The market for electronic commerce payment services has just gained a heavyweight competitor, who promises to increase competition in the segment. Bradesco, Banco do Brasil and Cielo Wednesday announced the creation of Stelo, an intermediary of online payments for commercial establishments and “virtual pocketbook” for consumers.
The new company marks the entrance of banks in a field until then dominated by independent and internet-linked companies, such as Mercado Pago (owned by Mercado Libre), PagSeguro (from the Uol group), Paypal and Moip.
Known as “payment facilitators,” these companies are an alternative for retailers to the traditional payment-processing companies (like Cielo and Rede) at the time to decide on whether to accept credit card purchases. Their main appeal is to assume the risks of fraud, which is the responsibility of retailers in online purchases.

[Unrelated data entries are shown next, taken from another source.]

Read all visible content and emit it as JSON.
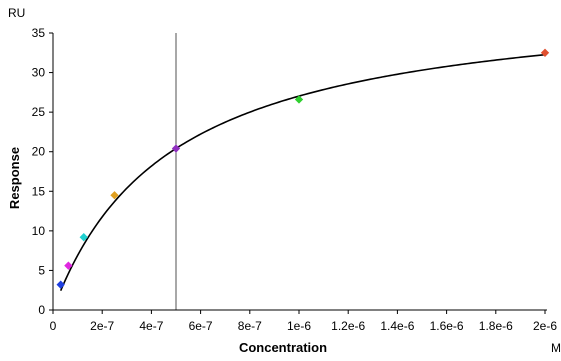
{
  "chart_data": {
    "type": "scatter",
    "xlabel": "Concentration",
    "ylabel": "Response",
    "y_unit": "RU",
    "x_unit": "M",
    "xlim": [
      0,
      2e-06
    ],
    "ylim": [
      0,
      35
    ],
    "x_ticks": [
      0,
      2e-07,
      4e-07,
      6e-07,
      8e-07,
      1e-06,
      1.2e-06,
      1.4e-06,
      1.6e-06,
      1.8e-06,
      2e-06
    ],
    "x_tick_labels": [
      "0",
      "2e-7",
      "4e-7",
      "6e-7",
      "8e-7",
      "1e-6",
      "1.2e-6",
      "1.4e-6",
      "1.6e-6",
      "1.8e-6",
      "2e-6"
    ],
    "y_ticks": [
      0,
      5,
      10,
      15,
      20,
      25,
      30,
      35
    ],
    "y_tick_labels": [
      "0",
      "5",
      "10",
      "15",
      "20",
      "25",
      "30",
      "35"
    ],
    "grid": false,
    "points": [
      {
        "x": 3.125e-08,
        "y": 3.2,
        "color": "#1f3fe0"
      },
      {
        "x": 6.25e-08,
        "y": 5.6,
        "color": "#e028e0"
      },
      {
        "x": 1.25e-07,
        "y": 9.2,
        "color": "#20d0d0"
      },
      {
        "x": 2.5e-07,
        "y": 14.5,
        "color": "#e0a020"
      },
      {
        "x": 5e-07,
        "y": 20.4,
        "color": "#9030c0"
      },
      {
        "x": 1e-06,
        "y": 26.6,
        "color": "#30d030"
      },
      {
        "x": 2e-06,
        "y": 32.5,
        "color": "#e05030"
      }
    ],
    "fit": {
      "model": "steady-state affinity",
      "rmax": 40.0,
      "kd": 4.8e-07,
      "color": "#000000"
    },
    "kd_marker": {
      "x": 5e-07,
      "color": "#505050"
    }
  }
}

“This is the first company of its kind created by banks in Latin America,” says Marcelo Noronha, executive director of Bradesco. According to him, e-commerce transacted $52 billion last year, including airlines. The estimate is that it reaches R$74 billion in transactions in 2016.
According to Igor Senra, executive president of Moip, between 20% and 30% of commercial sales volume is transacted via facilitators. He recalls, however, that the scope of action of the companies grew in recent years, also to transactions in the physical realm. In the spaces left by the large payment processors, they try to gain ground among small shop owners using card readers coupled to cell phones and tablets. “There (among the small shop owners) the volume is even larger. Door to door sales alone account for R$50 billion in the country,” says Mr. Senra.
Stelo’s goal is to carry out R$2.5 billion in e-commerce transactions and have 4 million active users (at least one transaction per month) through 2016. For 2018, the target is to have R$9 billion in transaction and 10 million users. “Our levers for growth are very strong, because we’re going to act simultaneously on both ends: on accrediting establishments and on reaching consumers with the virtual pocketbook,” says Ronaldo Varela, CEO of Stelo.
Stelo is in an operational test phase and will effectively begin operation in the second half. According to Mr. Varela, the company’s technological platform was developed in house, integrating its own tools with those of global technology suppliers, such as the case of its risk analysis platform.